Background: Mortality in allograft kidney transplant recipients is high, and cardiovascular disease is the leading cause of death in these patients. They have heightened activity of sympathetic and renin-angiotensin systems. We tested the hypothesis that blockade of sympathetic and renin-angiotensin systems in these patients may offer a survival benefit using a large cohort of patients with long-term follow up.

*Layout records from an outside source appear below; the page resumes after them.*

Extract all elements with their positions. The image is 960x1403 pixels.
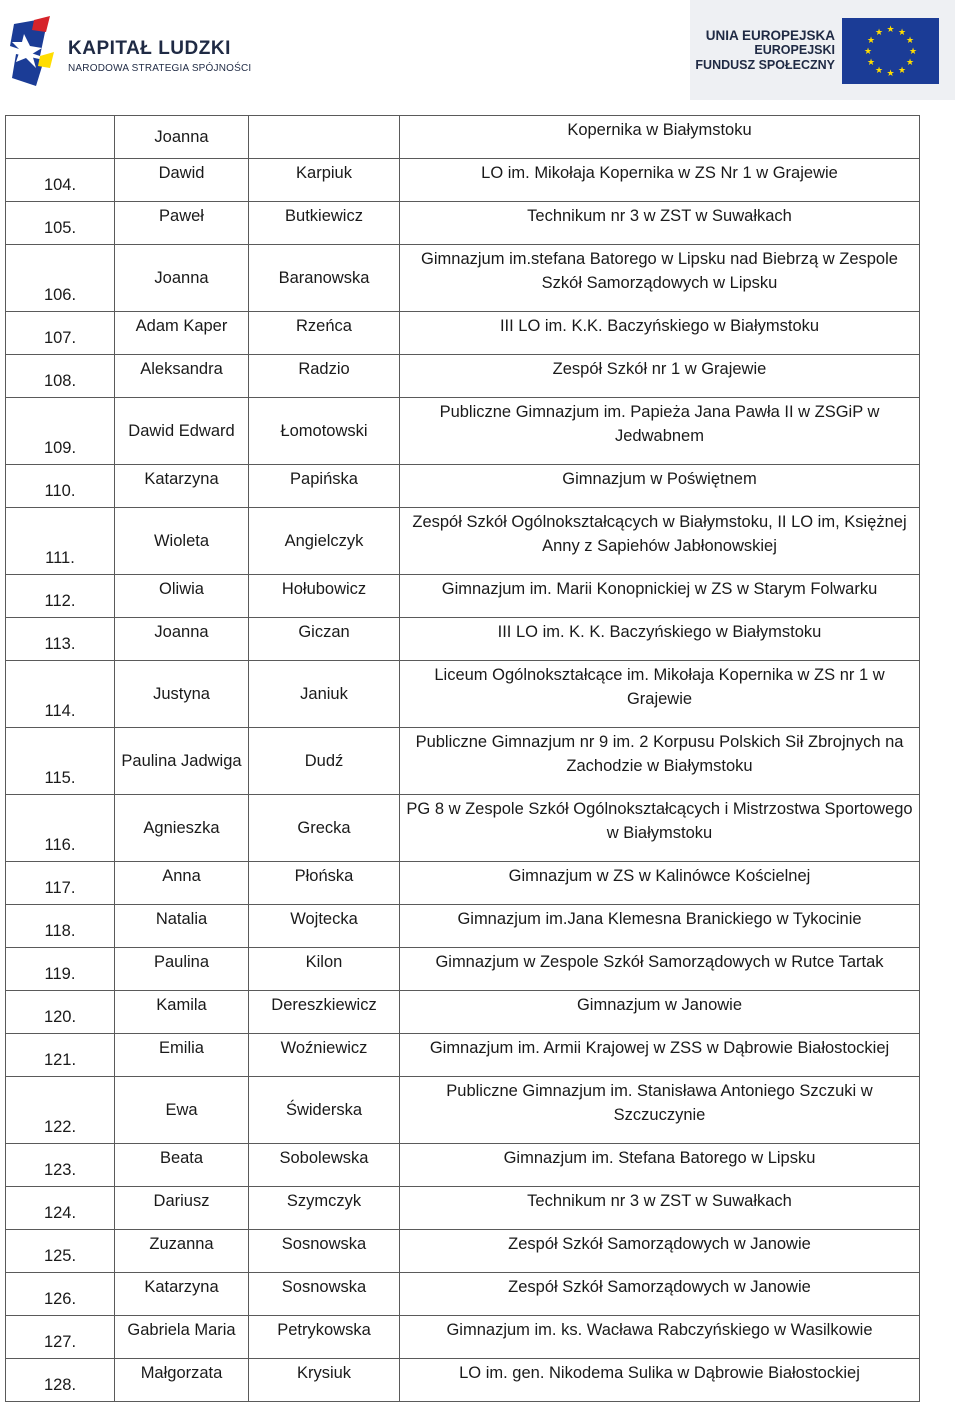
table-row — [6, 116, 920, 159]
row-number: 107. — [6, 312, 115, 355]
last-name: Rzeńca — [249, 312, 400, 355]
last-name: Grecka — [249, 795, 400, 862]
row-number: 112. — [6, 575, 115, 618]
table-row — [6, 795, 920, 862]
svg-text:★: ★ — [874, 66, 884, 76]
table-row — [6, 465, 920, 508]
school: Kopernika w Białymstoku — [400, 116, 920, 159]
last-name: Petrykowska — [249, 1316, 400, 1359]
table-row — [6, 202, 920, 245]
table-row — [6, 991, 920, 1034]
svg-text:★: ★ — [866, 36, 876, 46]
participants-table — [5, 115, 920, 1402]
last-name: Łomotowski — [249, 398, 400, 465]
last-name: Krysiuk — [249, 1359, 400, 1402]
svg-text:★: ★ — [874, 28, 884, 38]
school: Publiczne Gimnazjum im. Stanisława Antoniego Szczuki w Szczuczynie — [400, 1077, 920, 1144]
first-name: Gabriela Maria — [115, 1316, 249, 1359]
school: LO im. Mikołaja Kopernika w ZS Nr 1 w Grajewie — [400, 159, 920, 202]
row-number: 106. — [6, 245, 115, 312]
school: Technikum nr 3 w ZST w Suwałkach — [400, 1187, 920, 1230]
school: Technikum nr 3 w ZST w Suwałkach — [400, 202, 920, 245]
table-row — [6, 1359, 920, 1402]
table-row — [6, 1144, 920, 1187]
school: Liceum Ogólnokształcące im. Mikołaja Kopernika w ZS nr 1 w Grajewie — [400, 661, 920, 728]
kapital-ludzki-subtitle: NARODOWA STRATEGIA SPÓJNOŚCI — [68, 63, 252, 74]
last-name — [249, 116, 400, 159]
first-name: Ewa — [115, 1077, 249, 1144]
first-name: Natalia — [115, 905, 249, 948]
school: Gimnazjum w ZS w Kalinówce Kościelnej — [400, 862, 920, 905]
last-name: Sosnowska — [249, 1230, 400, 1273]
last-name: Sosnowska — [249, 1273, 400, 1316]
table-row — [6, 575, 920, 618]
table-row — [6, 948, 920, 991]
row-number: 126. — [6, 1273, 115, 1316]
first-name: Oliwia — [115, 575, 249, 618]
row-number: 108. — [6, 355, 115, 398]
svg-text:★: ★ — [897, 66, 907, 76]
table-row — [6, 159, 920, 202]
table-row — [6, 245, 920, 312]
school: Gimnazjum im. Marii Konopnickiej w ZS w Starym Folwarku — [400, 575, 920, 618]
kapital-ludzki-logo — [10, 16, 252, 88]
kapital-ludzki-emblem-icon — [10, 16, 60, 88]
row-number — [6, 116, 115, 159]
school: Gimnazjum im. ks. Wacława Rabczyńskiego w Wasilkowie — [400, 1316, 920, 1359]
page-header — [0, 0, 960, 105]
eu-line-2: EUROPEJSKI — [754, 43, 835, 57]
eu-logo-text — [695, 28, 835, 73]
last-name: Giczan — [249, 618, 400, 661]
row-number: 118. — [6, 905, 115, 948]
first-name: Małgorzata — [115, 1359, 249, 1402]
first-name: Paulina Jadwiga — [115, 728, 249, 795]
row-number: 110. — [6, 465, 115, 508]
row-number: 123. — [6, 1144, 115, 1187]
last-name: Sobolewska — [249, 1144, 400, 1187]
row-number: 125. — [6, 1230, 115, 1273]
svg-text:★: ★ — [905, 58, 915, 68]
table-row — [6, 355, 920, 398]
school: LO im. gen. Nikodema Sulika w Dąbrowie Białostockiej — [400, 1359, 920, 1402]
svg-text:★: ★ — [886, 25, 895, 35]
first-name: Agnieszka — [115, 795, 249, 862]
row-number: 105. — [6, 202, 115, 245]
school: Gimnazjum w Janowie — [400, 991, 920, 1034]
school: Zespół Szkół Samorządowych w Janowie — [400, 1230, 920, 1273]
table-row — [6, 398, 920, 465]
first-name: Kamila — [115, 991, 249, 1034]
last-name: Karpiuk — [249, 159, 400, 202]
table-row — [6, 312, 920, 355]
eu-logo — [690, 0, 955, 100]
table-row — [6, 1273, 920, 1316]
table-row — [6, 862, 920, 905]
row-number: 120. — [6, 991, 115, 1034]
school: Zespół Szkół nr 1 w Grajewie — [400, 355, 920, 398]
school: III LO im. K. K. Baczyńskiego w Białymstoku — [400, 618, 920, 661]
row-number: 115. — [6, 728, 115, 795]
eu-line-3: FUNDUSZ SPOŁECZNY — [695, 58, 835, 72]
first-name: Joanna — [115, 116, 249, 159]
table-row — [6, 728, 920, 795]
table-row — [6, 618, 920, 661]
row-number: 128. — [6, 1359, 115, 1402]
last-name: Kilon — [249, 948, 400, 991]
last-name: Hołubowicz — [249, 575, 400, 618]
first-name: Aleksandra — [115, 355, 249, 398]
first-name: Adam Kaper — [115, 312, 249, 355]
row-number: 113. — [6, 618, 115, 661]
table-row — [6, 1077, 920, 1144]
table-row — [6, 1034, 920, 1077]
first-name: Joanna — [115, 618, 249, 661]
first-name: Dawid Edward — [115, 398, 249, 465]
first-name: Zuzanna — [115, 1230, 249, 1273]
last-name: Angielczyk — [249, 508, 400, 575]
school: Gimnazjum w Zespole Szkół Samorządowych w Rutce Tartak — [400, 948, 920, 991]
school: Gimnazjum im. Stefana Batorego w Lipsku — [400, 1144, 920, 1187]
table-row — [6, 1316, 920, 1359]
first-name: Katarzyna — [115, 1273, 249, 1316]
first-name: Paweł — [115, 202, 249, 245]
first-name: Dawid — [115, 159, 249, 202]
kapital-ludzki-title: KAPITAŁ LUDZKI — [68, 38, 231, 59]
table-row — [6, 508, 920, 575]
row-number: 104. — [6, 159, 115, 202]
svg-text:★: ★ — [897, 28, 907, 38]
last-name: Papińska — [249, 465, 400, 508]
last-name: Dereszkiewicz — [249, 991, 400, 1034]
school: Publiczne Gimnazjum im. Papieża Jana Pawła II w ZSGiP w Jedwabnem — [400, 398, 920, 465]
first-name: Joanna — [115, 245, 249, 312]
svg-text:★: ★ — [866, 58, 876, 68]
last-name: Baranowska — [249, 245, 400, 312]
last-name: Radzio — [249, 355, 400, 398]
table-row — [6, 1187, 920, 1230]
last-name: Wojtecka — [249, 905, 400, 948]
row-number: 122. — [6, 1077, 115, 1144]
row-number: 119. — [6, 948, 115, 991]
table-row — [6, 1230, 920, 1273]
row-number: 117. — [6, 862, 115, 905]
first-name: Emilia — [115, 1034, 249, 1077]
last-name: Świderska — [249, 1077, 400, 1144]
school: Zespół Szkół Samorządowych w Janowie — [400, 1273, 920, 1316]
svg-text:★: ★ — [886, 69, 895, 79]
last-name: Butkiewicz — [249, 202, 400, 245]
school: Gimnazjum im. Armii Krajowej w ZSS w Dąbrowie Białostockiej — [400, 1034, 920, 1077]
last-name: Szymczyk — [249, 1187, 400, 1230]
first-name: Wioleta — [115, 508, 249, 575]
first-name: Justyna — [115, 661, 249, 728]
row-number: 121. — [6, 1034, 115, 1077]
school: Gimnazjum w Poświętnem — [400, 465, 920, 508]
last-name: Płońska — [249, 862, 400, 905]
participants-table-body — [6, 116, 920, 1402]
first-name: Anna — [115, 862, 249, 905]
svg-text:★: ★ — [908, 47, 918, 57]
table-row — [6, 661, 920, 728]
first-name: Paulina — [115, 948, 249, 991]
first-name: Dariusz — [115, 1187, 249, 1230]
svg-text:★: ★ — [905, 36, 915, 46]
school: III LO im. K.K. Baczyńskiego w Białymstoku — [400, 312, 920, 355]
row-number: 109. — [6, 398, 115, 465]
row-number: 124. — [6, 1187, 115, 1230]
last-name: Janiuk — [249, 661, 400, 728]
school: Gimnazjum im.stefana Batorego w Lipsku nad Biebrzą w Zespole Szkół Samorządowych w Lipsku — [400, 245, 920, 312]
svg-text:★: ★ — [863, 47, 873, 57]
eu-line-1: UNIA EUROPEJSKA — [705, 28, 835, 43]
row-number: 111. — [6, 508, 115, 575]
table-row — [6, 905, 920, 948]
school: Zespół Szkół Ogólnokształcących w Białymstoku, II LO im, Księżnej Anny z Sapiehów Jabłonowskiej — [400, 508, 920, 575]
school: Gimnazjum im.Jana Klemesna Branickiego w Tykocinie — [400, 905, 920, 948]
row-number: 114. — [6, 661, 115, 728]
row-number: 116. — [6, 795, 115, 862]
row-number: 127. — [6, 1316, 115, 1359]
last-name: Woźniewicz — [249, 1034, 400, 1077]
school: PG 8 w Zespole Szkół Ogólnokształcących i Mistrzostwa Sportowego w Białymstoku — [400, 795, 920, 862]
first-name: Beata — [115, 1144, 249, 1187]
last-name: Dudź — [249, 728, 400, 795]
school: Publiczne Gimnazjum nr 9 im. 2 Korpusu Polskich Sił Zbrojnych na Zachodzie w Białymstoku — [400, 728, 920, 795]
first-name: Katarzyna — [115, 465, 249, 508]
eu-flag-icon — [842, 18, 939, 84]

Methods and results: Medical records of 321 consecutive patients from our institution who had received renal transplantation between 1995 and 2003 were abstracted. Survival was analyzed as a function of pharmacological therapies adjusted for age, sex, and comorbidities. The characteristics of the 321 patients were as follows: age at transplant, 44±13 years; 40% male; 89% with hypertension; 36% with diabetes, and mean left ventricular ejection fraction of 60%. Over a follow-up of 10±4 years, there were 119 deaths. Adjusted for age, sex, diabetes, and coronary artery disease, use of a beta-blocker therapy (P=0.04) and angiotensin-converting enzyme inhibitor or receptor blocker (P=0.03) was associated with better survival. This treatment effect was seen across all major clinical subgroups and was supported by propensity score analysis. The propensity score-adjusted 10-year survival was 95% in those taking both groups of medications, 72% in those taking either of them, and 64% in those taking neither (P=0.004).
Conclusions: Use of beta-blocker and angiotensin blocking therapies is associated with higher survival after renal transplantation, indicating their potential protective role in this high-risk population.